Integration is one of the biggest hurdles in any labor management system (LMS) deployment. The challenge with LMS integration is not just to connect the application to other enterprise platforms, but to incorporate it seamlessly into the daily workflow of the warehouse.
Many experts and users recommend integrating an LMS with a warehouse management system (WMS). The traditional route is to implement a WMS to bring more efficiency to warehouse operations, then add an integrated LMS software component for additional productivity and cost benefits. Whether or not the integrated WMS/LMS solution comes from the same vendor depends on a number of factors, including whether a single vendor can deliver the optimal mix of features. Experts say it’s usually not worth yanking out a functional WMS just to have an integrated WMS/LMS from the same provider.

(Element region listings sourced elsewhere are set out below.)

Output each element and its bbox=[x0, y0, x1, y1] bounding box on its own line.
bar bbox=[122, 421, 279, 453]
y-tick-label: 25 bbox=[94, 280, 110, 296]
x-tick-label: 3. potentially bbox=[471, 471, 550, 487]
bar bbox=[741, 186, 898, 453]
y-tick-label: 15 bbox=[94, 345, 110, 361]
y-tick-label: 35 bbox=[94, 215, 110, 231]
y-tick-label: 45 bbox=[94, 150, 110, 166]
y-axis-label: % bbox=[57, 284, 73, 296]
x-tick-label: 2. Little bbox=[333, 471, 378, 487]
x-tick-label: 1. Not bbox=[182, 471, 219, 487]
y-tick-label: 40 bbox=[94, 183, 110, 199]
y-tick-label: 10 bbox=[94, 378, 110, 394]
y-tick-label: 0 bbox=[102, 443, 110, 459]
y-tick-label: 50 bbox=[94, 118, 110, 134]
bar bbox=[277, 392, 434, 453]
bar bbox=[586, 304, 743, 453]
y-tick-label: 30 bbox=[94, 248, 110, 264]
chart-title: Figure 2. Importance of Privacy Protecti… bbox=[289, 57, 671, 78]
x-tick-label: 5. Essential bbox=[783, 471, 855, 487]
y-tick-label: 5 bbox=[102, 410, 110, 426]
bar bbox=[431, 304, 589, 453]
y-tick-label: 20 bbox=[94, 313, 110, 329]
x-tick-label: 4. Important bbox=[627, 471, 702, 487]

Besides WMS, LMS platforms can be synched up with other kinds of enterprise systems to deliver measurable gains. Integration with time and attendance systems, for example, can give manufacturers a truer picture of each employee’s workday, including factoring in the time spent in meetings or on breaks. Payroll systems are another common integration target, especially in companies that are trying to use the LMS to create a pay-for-performance culture. The labor standards tracked by the LMS provide a defensible standard for pay scales, giving workers a clear picture of how performance is measured and taking the guesswork out of paydays.
Given the importance of these three integration points and potential others, it’s critical that organizations take the time to scrutinize LMSes’ integration frameworks during product evaluation. Experts say to look for a platform that can be adapted to different systems to accommodate growth. Choosing LMS platforms that are Web-based can also help mitigate integration and deployment challenges because the architecture lets manufacturers roll out to facilities around the world while centrally managing the system. As a result, a Web-based architecture can be a critical factor in LMS maintenance and while helping to lower the total cost of ownership.
Though the specific integration points may vary, experts seem to agree that a standalone LMS isn’t likely to deliver the optimal productivity and cost-saving benefits. Just ask Randy Woody, an LMS deployment specialist and distribution center operations manager at Northern Tool & Equipment. Woody said having the core integration between the LMS and WMS is key to ensuring that the analytical data isn’t just static, but actionable. “It makes everything real time,” he said. “Within a few seconds, everything in the LMS is updated as soon as a picker completes a task that they’re working on. You can pull a lot off a host system, but having a real-time interface makes it helpful.”
The tight integration between the two platforms also allows Northern Tool & Equipment to evaluate the costs and benefits of changing its warehouse processes. “We have plans to introduce slotting, for example, to determine where to slot products and what products to place in gold zones,” Woody said. “With the integrated LMS/WMS, we can calculate those costs.”
The cultural side of warehouse labor management integration
Beyond technical integration are the obstacles to making the LMS an accepted part of daily warehouse and distribution center operations. At Northern Tool & Equipment, supervisors were initially required to tap the LMS and report back regularly to their managers. “That forced them to get more face time with the software and as they did, they got more comfortable with it,” Woody explained. “In a few weeks, that [mandate] was no longer needed -- they just needed a push to get over the hump.”
Getting workers on board with the LMS is another important step in making the software an integral part of the corporate culture. A sound communications plan can keep employees in the loop on the goals and benefits of the LMS -- both to them and the business -- and help them embrace the tool in their daily routine. Vendors and supply chain experts also suggest creating feedback mechanisms to give workers timely input on their strengths and weaknesses, but more importantly, how they can improve. The caveat is to create the feedback loop without bombarding workers and distracting them from their performance goals.
In the end, companies must integrate the LMS into their everyday business processes, but they must also make sure the system is predicated on best practices if they want to achieve optimal productivity. “If you’ve got inefficient practices for picking and then you use labor standards to do those inefficient processes more quickly, you’ve gained a lot less than if you have an LMS with best practices,” said Steve Banker, service director for supply chain management at ARC Advisory Group.